Все заржали, отчего послеоперационный мужик заворочался и что-то промычал.
— Чего веселитесь? — решил призвать всех к порядку Матушкин. — Смотрите, что творится, наверняка сейчас к нам навезут — мало не покажется! Кто дежурит-то сегодня?
— Да вот, господин Моторов! — кивнул на меня мой напарник по палате, здоровенный Игорек Херсонский. — Держись, Леха! Когда вам трудно — мы рядом!
Игорек всегда, даже с больными, разговаривал рекламными текстами, чем успел всех основательно достать.
— А вторым кто? — спросил Матушкин, потому как урологи дежурят всегда по двое.

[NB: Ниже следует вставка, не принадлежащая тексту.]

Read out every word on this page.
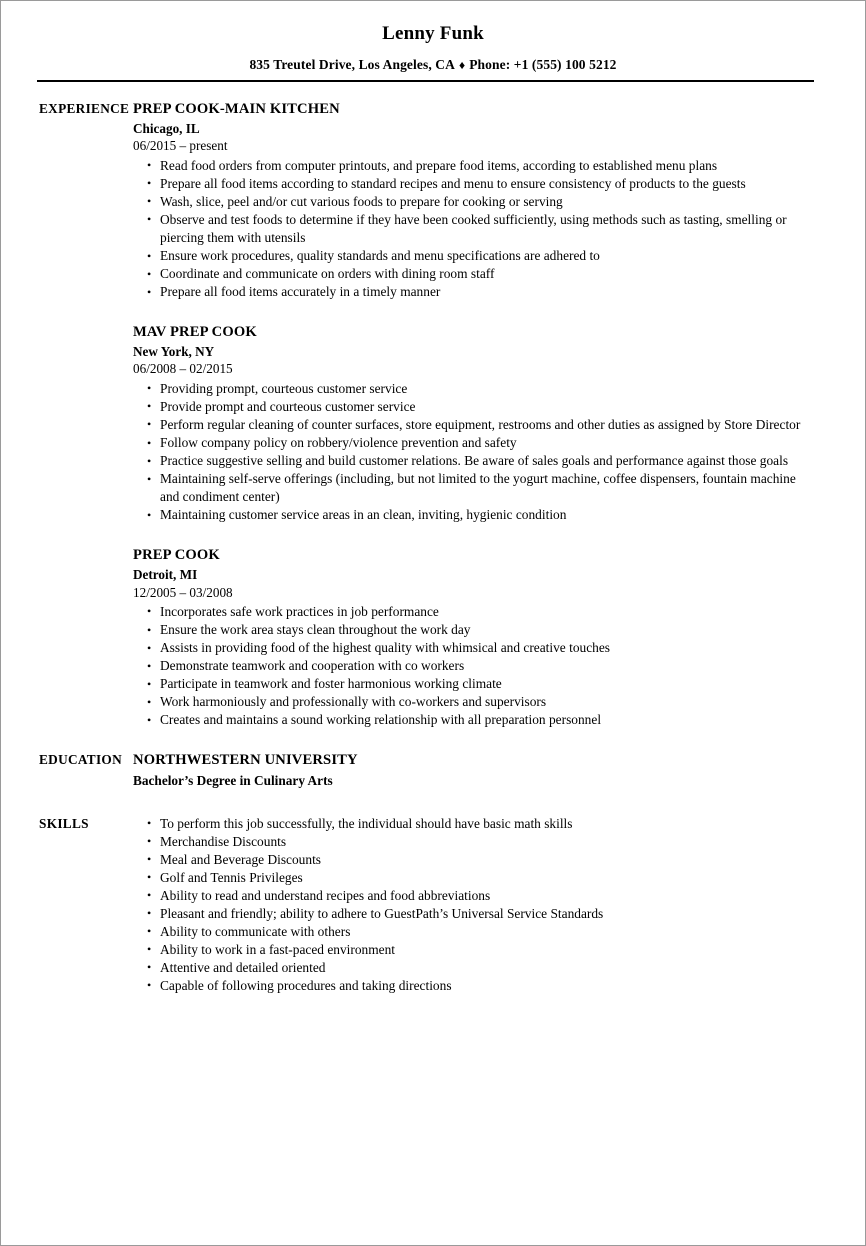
Lenny Funk
835 Treutel Drive, Los Angeles, CA ♦ Phone: +1 (555) 100 5212
EXPERIENCE PREP COOK-MAIN KITCHEN
Chicago, IL
06/2015 – present
• Read food orders from computer printouts, and prepare food items, according to established menu plans
• Prepare all food items according to standard recipes and menu to ensure consistency of products to the guests
• Wash, slice, peel and/or cut various foods to prepare for cooking or serving
• Observe and test foods to determine if they have been cooked sufficiently, using methods such as tasting, smelling or piercing them with utensils
• Ensure work procedures, quality standards and menu specifications are adhered to
• Coordinate and communicate on orders with dining room staff
• Prepare all food items accurately in a timely manner
MAV PREP COOK
New York, NY
06/2008 – 02/2015
• Providing prompt, courteous customer service
• Provide prompt and courteous customer service
• Perform regular cleaning of counter surfaces, store equipment, restrooms and other duties as assigned by Store Director
• Follow company policy on robbery/violence prevention and safety
• Practice suggestive selling and build customer relations. Be aware of sales goals and performance against those goals
• Maintaining self-serve offerings (including, but not limited to the yogurt machine, coffee dispensers, fountain machine and condiment center)
• Maintaining customer service areas in an clean, inviting, hygienic condition
PREP COOK
Detroit, MI
12/2005 – 03/2008
• Incorporates safe work practices in job performance
• Ensure the work area stays clean throughout the work day
• Assists in providing food of the highest quality with whimsical and creative touches
• Demonstrate teamwork and cooperation with co workers
• Participate in teamwork and foster harmonious working climate
• Work harmoniously and professionally with co-workers and supervisors
• Creates and maintains a sound working relationship with all preparation personnel
EDUCATION NORTHWESTERN UNIVERSITY
Bachelor’s Degree in Culinary Arts
SKILLS	• To perform this job successfully, the individual should have basic math skills
• Merchandise Discounts
• Meal and Beverage Discounts
• Golf and Tennis Privileges
• Ability to read and understand recipes and food abbreviations
• Pleasant and friendly; ability to adhere to GuestPath’s Universal Service Standards
• Ability to communicate with others
• Ability to work in a fast-paced environment
• Attentive and detailed oriented
• Capable of following procedures and taking directions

— Витя Белов! — вздохнул я. Витя был неплохим парнем, работать с ним было нормально, если только он на дежурстве не поддавал. Тогда он превращался в полного дурака, и следить за ним нужно было в оба. Для меня оставалось загадкой, мобилизуют ли сегодняшние события Виктора Андреевича или, наоборот, расслабят.
— Ты не давай ему до киоска бегать, — словно услышав мои мысли, посоветовал Матушкин. — Не время сейчас, да и подстрелить могут.
Я представил себе, как Витя ползет под обстрелом к корпусу, вместо коктейля Молотова в каждой руке сжимает по бутылке паленой водки, а танковые снаряды ложатся все ближе.
— Вчера, от тещи ехал, видел в метро на «Пушкинской» патруль баркашовский. Пятеро, свастика у каждого на рукаве, — поделился врач третьей палаты Чесноков. — Документы у пассажиров проверяли. То ли евреев искали, то ли еще кого.
— Докатились! Гестаповцы по Москве разгуливают! — произнес Веревкин. — Хорош, ничего не скажешь, этот говенный Верховный Совет, если его фашисты охраняют! Там, похоже, вся мразь собралась. Ну, ничего, сегодня их как крыс передавят!
— А я читал, баркашовцы вроде за русских людей, — шмыгнув носом, неуверенно сказал Саня Подшивалко. — Они только против мирового сионизма.
— Ты, Саня, явно с головой не дружишь, — заявил Веревкин. — Нельзя быть за русских людей — и со свастикой. Из-за таких вот, со свастикой, половина пацанов моего поколения без отцов остались. Я считаю, если в нашей стране свастику нацепил — то можно сразу без суда и следствия к стенке ставить.
— Да там не только они, там и казаки! — нахмурился Херсонский. — Казачков-то за что? Казачки они всегда верой и правдой!
— Игорь, что ты несешь? Какие казачки? Нету никаких казачков. Их всех еще в гражданскую порешили, — раздраженно сказал Матушкин. — Сейчас не казаки, а урки ряженые, алкашня, клоуны в лампасах. А им еще, этим придуркам, автоматы выдали.
— Это Ельцин во всем виноват! — раскрасневшись, выпалила Людмила. — Ему народ доверился, а он, говорят, только и делает, что ханку жрет!
Послеоперационный больной при упоминании Ельцина приоткрыл на мгновение глаза, мутным взглядом мазнул по экрану телевизора, где в прямом эфире продолжались боевые действия, и снова задремал.
— Да ладно тебе, Людка, — примирительно сказал Чесноков. — Ельцин нормальный мужик. А раньше что, лучше было? Ты ж сама коммунистов не жалуешь!
— Раньше, Володь, из пушек по домам не палили, — отрезала Людмила, — и по телевизору это безобразие на всю страну не показывали!
И как бы подтверждая справедливость ее слов, опять за окном раздалось упругое ТУДУМ-ТУДУМ-ТУММ!!!
Все дружно уткнулись в телевизор. Один из верхних этажей Белого дома уже горел, и оттуда валил черный дым. Танков стало уже четыре, да и бронетранспортеров прибавилось. Какие-то люди в военном и гражданском разбегались кто куда.
Тут оператор дал крупный план набережных. Людка всплеснула руками, Чесноков ахнул, Саня Подшивалко открыл рот, Херсонский присвистнул, а Коля Плакаткин произнес негромко: «Едрена матрена!»
По обе стороны реки, буквально рядом со стреляющими танками, толпились зеваки. Среди сотен, если не тысяч любопытных я успел рассмотреть несколько мамаш с детскими колясками, женщин с собачками на поводке, старушек с сумками на колесиках и даже парочку велосипедистов.
— Нет, ну действительно! Край непуганых идиотов! — потрясенно развел руками Матушкин. — Они, оказывается, в цирк пришли! Да, сегодня работы много будет. Мне рассказывали, если в Америке перестрелка случается, все в радиусе километра на землю падают и руками голову прикрывают! Даже негры!